Io credo che il Baobab sia un bellissimo esempio di quello che i cittadini, in mancanza di una risposta da parte delle istituzioni, sono in grado di dare. Però, il problema principale è il muro che si è creato tra l’associazione e le istituzioni: nessuna delle due parti riesce più a comunicare, si trovano ormai su due piani differenti.

Sulla base di ciò, trovi ci siano differenze tra la giunta Marino e la giunta Raggi?
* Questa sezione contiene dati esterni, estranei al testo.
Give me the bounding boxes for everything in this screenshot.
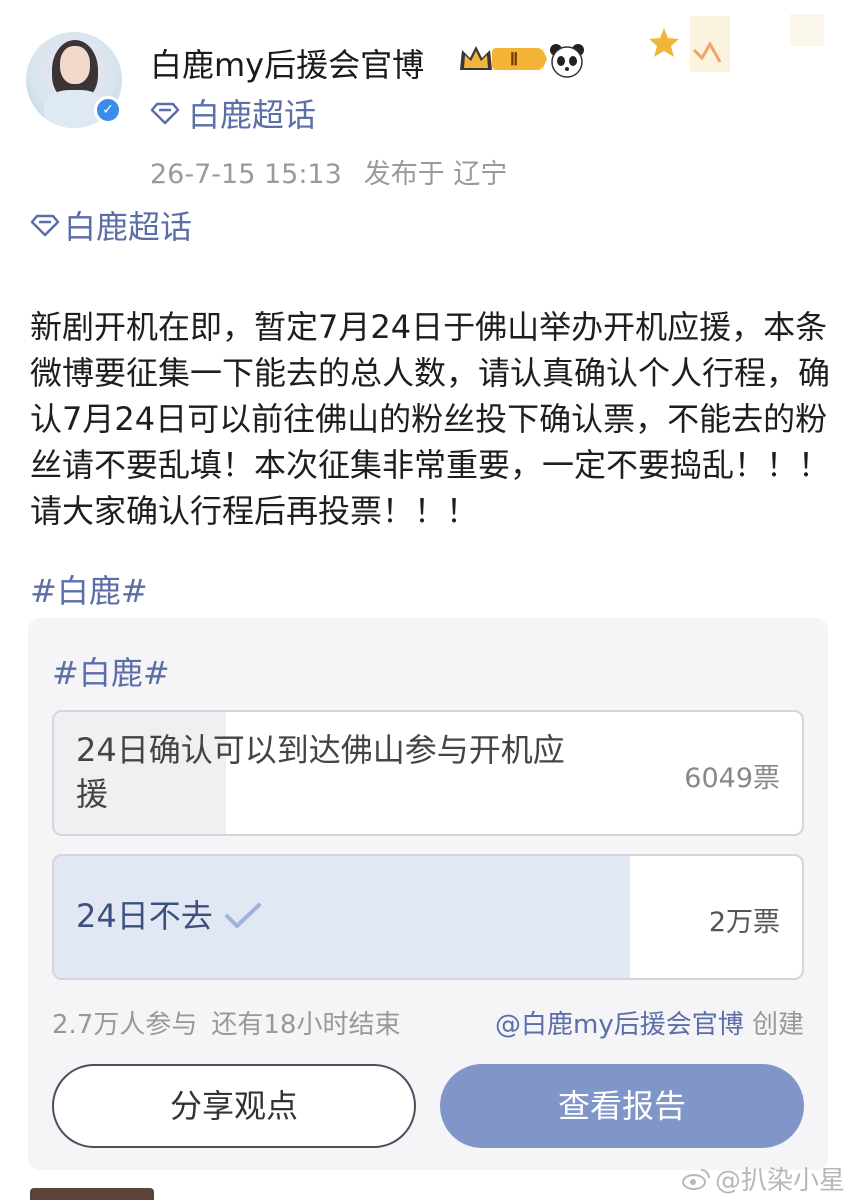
poll-creator: @白鹿my后援会官博 创建	[495, 1004, 804, 1041]
poll-footer: 2.7万人参与 还有18小时结束 @白鹿my后援会官博 创建	[52, 1004, 804, 1041]
username[interactable]: 白鹿my后援会官博	[150, 40, 424, 86]
poll-creator-link[interactable]: @白鹿my后援会官博	[495, 1010, 744, 1040]
poll-option-label: 24日不去	[76, 897, 213, 935]
decorative-sticker-blank	[790, 14, 824, 46]
poll-creator-suffix: 创建	[751, 1010, 804, 1040]
decorative-sticker-icon	[650, 16, 730, 72]
post-timestamp: 26-7-15 15:13	[150, 159, 342, 190]
panda-emoji-icon	[550, 44, 584, 78]
poll-option-2[interactable]: 24日不去 2万票	[52, 854, 804, 980]
next-post-thumbnail[interactable]	[30, 1188, 154, 1200]
supertopic-tag-label: 白鹿超话	[64, 208, 193, 246]
diamond-icon	[150, 102, 180, 125]
poll-hashtag[interactable]: #白鹿#	[52, 648, 170, 694]
view-report-button[interactable]: 查看报告	[440, 1064, 804, 1148]
poll-stats: 2.7万人参与 还有18小时结束	[52, 1004, 400, 1041]
checkmark-icon	[224, 903, 261, 928]
post-meta: 26-7-15 15:13 发布于 辽宁	[150, 152, 507, 191]
poll-participants: 2.7万人参与	[52, 1010, 198, 1040]
poll-option-label: 24日确认可以到达佛山参与开机应援	[76, 731, 565, 813]
poll-card: #白鹿# 24日确认可以到达佛山参与开机应援 6049票 24日不去 2万票 2…	[28, 618, 828, 1170]
badge-level: Ⅱ	[510, 50, 518, 69]
avatar-face	[60, 46, 90, 84]
watermark-text: @扒染小星	[714, 1166, 845, 1196]
share-opinion-button[interactable]: 分享观点	[52, 1064, 416, 1148]
fan-level-badge-icon: Ⅱ	[460, 46, 547, 70]
watermark: @扒染小星	[681, 1160, 845, 1197]
poll-option-votes: 2万票	[708, 907, 780, 938]
post-body: 新剧开机在即，暂定7月24日于佛山举办开机应援，本条微博要征集一下能去的总人数，…	[30, 308, 831, 530]
poll-option-votes: 6049票	[684, 763, 780, 794]
verified-check-icon: ✓	[94, 96, 122, 124]
weibo-logo-icon	[681, 1168, 710, 1190]
supertopic-link[interactable]: 白鹿超话	[150, 90, 316, 136]
post-location: 发布于 辽宁	[363, 159, 508, 190]
poll-option-label-wrap: 24日不去	[76, 894, 263, 938]
poll-remaining: 还有18小时结束	[211, 1010, 401, 1040]
diamond-icon	[30, 214, 60, 237]
supertopic-tag-link[interactable]: 白鹿超话	[30, 202, 192, 248]
supertopic-label: 白鹿超话	[188, 96, 317, 134]
poll-option-1[interactable]: 24日确认可以到达佛山参与开机应援 6049票	[52, 710, 804, 836]
post-hashtag[interactable]: #白鹿#	[30, 566, 148, 612]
Non ci sono differenze: nessuno è riuscito a dare una risposta concreta. Se n’è parlato parecchio ma se n’è parlato male, perché la questione non è semplicemente dover sistemare 30 persone per una notte, ma trovare una soluzione a medio-lungo termine. Roma può e deve essere una città che accoglie! Deve essere una città che dà una risposta, anche all’Europa intera. È inaccettabile e non riesco a trovare un aggettivo diverso. Nonostante ciò, la risposta dei cittadini romani è stata fantastica e penso debba essere d’esempio per l’Italia, dato che il caso di Roma è una fotografia del caso italiano: la legislazione in merito è molto complessa e spesso confusionaria.
I richiedenti asilo sono persone che hanno attraversato deserti, conflitti, un mare. Finiscono poi in una città che non riesce a garantirgli quegli standard minimi di qualità della vita che possono essere una coperta, un tetto, dei materassi, dei pasti caldi. È veramente grave.

Diciamo che questa è la situazione attuale, siamo per strada e girovaghiamo per la città e a rimetterci sono quelle povere persone, alla mercé di violenze, malattia e condizioni di vita degradanti.